Arnaud Murati
Depuis son rachat par le groupe LVMH de Bernard Arnault en 2015, le premier quotidien d’Ile-de-France subit des pressions éditoriales accrues, la fin de ses fameuses éditions départementales et les ingérences d'un actionnaire visiblement engagé dans un soutien au couple présidentiel. Ces ingrédients explosifs expliquent la crise de confiance exprimée début avril par la majorité des journalistes du titre.
Le Parisien - Aujourd’hui en France est un drôle de journal, souvent brocardé pour son positionnement très populaire, sa capacité à « donner la parole aux gens » (du moins jusqu’à des temps récents). Mais c'est aussi un quotidien très respecté pour les infos qu’il divulgue. Il n’était pas rare, à une certaine époque, que les journalistes de la presse télévisée appellent un journaliste du Parisien pour lui demander… s’il n’avait pas une info à leur donner.
Plusieurs témoignages, recueillis au début des années 2000, font même état d’un surnom que les journalistes de la télévision donnaient au quotidien : « Le conducteur », qui est en réalité le nom du document ultime que le présentateur d’un journal télé livre à son équipe technique pour qu’elle réalise correctement l’émission. C’est dire l’importance que revêtait Le Parisien aux yeux de centaines de professionnels de l’information.
Et pourtant, ce « drôle de journal » est chroniquement déficitaire depuis des années. En 2015, lassé de devoir le maintenir à flots, son propriétaire de l’époque, le groupe Amaury, dit « stop ». Il se voit contraint de brader le titre pour 50 millions d’euros (selon plusieurs sources), après avoir tenté, en vain, de le céder pour quatre fois plus cher cinq ans auparavant.

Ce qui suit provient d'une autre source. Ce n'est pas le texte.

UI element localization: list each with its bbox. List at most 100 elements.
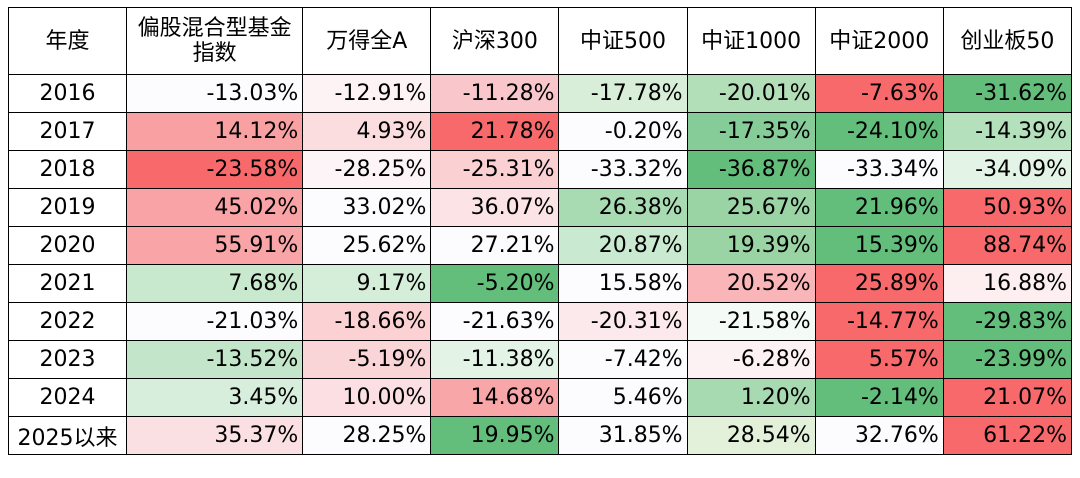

À deux ans de la présidentielle de 2017, c’est Bernard Arnault et son groupe LVMH, déjà propriétaires des Echos, qui mettent la main sur cette marque phare de l’information en Ile-de-France. Afin de l’instrumentaliser politiquement ? Dès la prise de contrôle du Parisien par l’empereur du luxe, le Syndicat national des journalistes (SNJ) pose une revendication : « La ligne éditoriale non partisane du Parisien doit perdurer ». Moins d’un an plus tard, les craintes d’ingérence de la part de l’actionnaire se concrétisent.
« Merci patron » censuré
En 2016, François Ruffin, aujourd’hui député LFI, raconte dans son documentaire « Merci patron !» le désarroi de deux ouvriers du textile licenciés par une filiale du groupe LVMH. Très corrosif vis-à-vis de Bernard Arnault, le film est littéralement invisibilisé dans les colonnes du Parisien. Pas le moindre article. Un silence assourdissant. Selon une déclaration commune à la société des journalistes du Parisien et au syndicat SNJ : « Ordre a été donné aux confrères du service culture-spectacle (…) de ne pas le chroniquer, fut-ce en 10 lignes (…) à nos yeux, c’est un acte de censure qui a été posé. Ou plus précisément d’autocensure ». Et les représentants des journalistes d’estimer que « le silence pour lequel a opté le directeur de la rédaction (Stéphane Albouy, ndlr) est un message dangereux envoyé à l’actionnaire LVMH ».
Et de fait, cette décision de Stéphane Albouy, un pur produit du Parisien fort apprécié en interne, d'invisibiliser le documentaire "Merci patron" va le fragiliser. Quelques mois après l’incident, un ancien rédacteur en chef du titre, le journaliste Nicolas Charbonneau, est nommé directeur délégué des rédactions. Officiellement, il a été recruté pour « épauler » M. Albouy.